Third, our excessive faith in medicine diverts our attention from the very important social determinants of health, to which Bix eloquently alludes in a comment on yesterday's post. Social justice begins long before we even think about universal health care. Sure, if we had it our society would be more just than it is now but we would still have huge inequalities in health and life expectancy because of all the other inequalities that would remain, for which medicine does not have the answer.

And fourth, every dollar we spend on medicine is a dollar we don't spend on something else, whether it's a modicum of justice, or a measure to promote the general welfare such as generating cleaner energy or providing parks or mass transit or clean water.

That's why health care reform is only the beginning. And the wrong kind of reform, that just extends the present medical pathology to everyone, and sucks more money and more social and cultural capital out of us all, will be worse than nothing.


Nosmo said...

You probably saw this in the New Yorker and may have commented on it, but it deals with the same issues in more issues and discusses the culture that causes it.

What a Texas town can teach us about health care
link here:

Nosmo said...

that link looks cut off
this is the same:

robin andrea said...

An excellent NPR piece. Everyone in Congress should listen to that while they are discussing our health care future.

kathy a. said...

that is a very good NPR piece. what it points to is the need for patients to have more information before choosing more invasive and/or potentially harmful options, i think.

the point was more along the lines of pressures on doctors to do more intervention, but ultimately an informed patient is supposed to be the decisionmaker. if one knows that half of back surgeries cause more harm than good, one will be less inclined to try that out, for example.

there was one vignette from a woman who had an early hysterectomy in a small town where that was common. she felt that was because most people were catholics, and women were worn out by having many children. i thought that explanation was unfairly discarded; yes, the doctors may have pushed hysterectomies because of custom or profit, but women may have accepted that option if they were exhausted and felt they had no other options to stop childbearing.
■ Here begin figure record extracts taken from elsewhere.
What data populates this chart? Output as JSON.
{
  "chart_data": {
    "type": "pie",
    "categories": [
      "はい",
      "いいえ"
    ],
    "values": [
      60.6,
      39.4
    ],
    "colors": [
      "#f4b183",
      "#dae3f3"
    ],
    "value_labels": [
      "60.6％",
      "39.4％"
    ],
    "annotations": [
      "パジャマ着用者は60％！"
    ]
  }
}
it's not all about the doctors. why people choose certain procedures may be more complicated. that may be especially true with end of life care.

i think my dad chose to continue fruitless chemo treatments that made him horribly sick, even though he knew he was dying, because he thought he'd be considered a loser if he didn't stop fighting the cancer. as far as i can sort it out, one of my sisters promoted this view, relentlessly -- the one who wanted to sue everyone afterwards, but the rest of us wouldn't let her.
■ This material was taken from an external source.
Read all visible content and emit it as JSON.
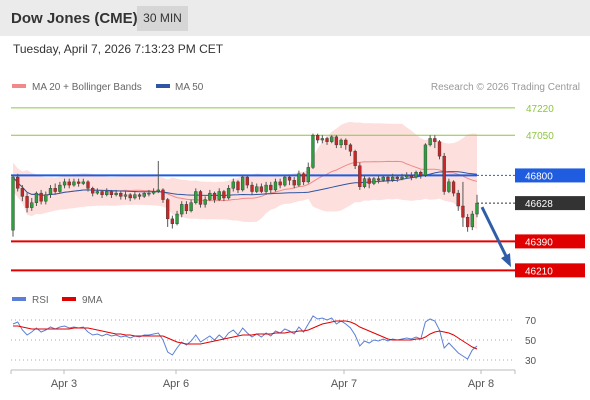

hospice would have helped with the family dynamics. dad died a few days after his last chemo -- and it was going to be his last -- so he was considered to be in active treatment, and ineligible for hospice.

Bix said...

Thank you for Spiegel story.

I liked this line:

"so it wasn't the illness that was driving this, this must be coming from the provider side."

Anonymous said...

Good link from the New Yorker, thx, this sentence popped out at me:

quote: In 2006, doctors performed at least sixty million surgical procedures, one for every five Americans.

That is insane! Where does that 60 million come from, and what is with the ‘at least’?

And the one in every five Americans = US citizens, its official population, 304 million, including babies, teens, healthy twenties, dashing thirties, etc.

Of course, some will have had 2 or 3 or more procedures in the one year. Probably in the ‘end of life’ age-slice 70% of ppl undergo at least one procedure...who knows...

A quick goog turns up only a report that examined 32 million 2006 surgical procedures (US)

quote: (75%) ...surgeries were performed in freestanding facilities, physician’s offices, or in hospitals as outpatient procedures. 

So that is Lasik and removing verrucas?? (see paper for some clues.)

and this OK paper on back surgery, country comparison:

Why is it so hard to find general, overview, solid, clear info on health in the US? Not of course that it is so easy / excellent in other countries, though some like GB, FR, Switz, EU / OECD, etc. do a better job imho. Well I suppose I can answer my own question. What a mess.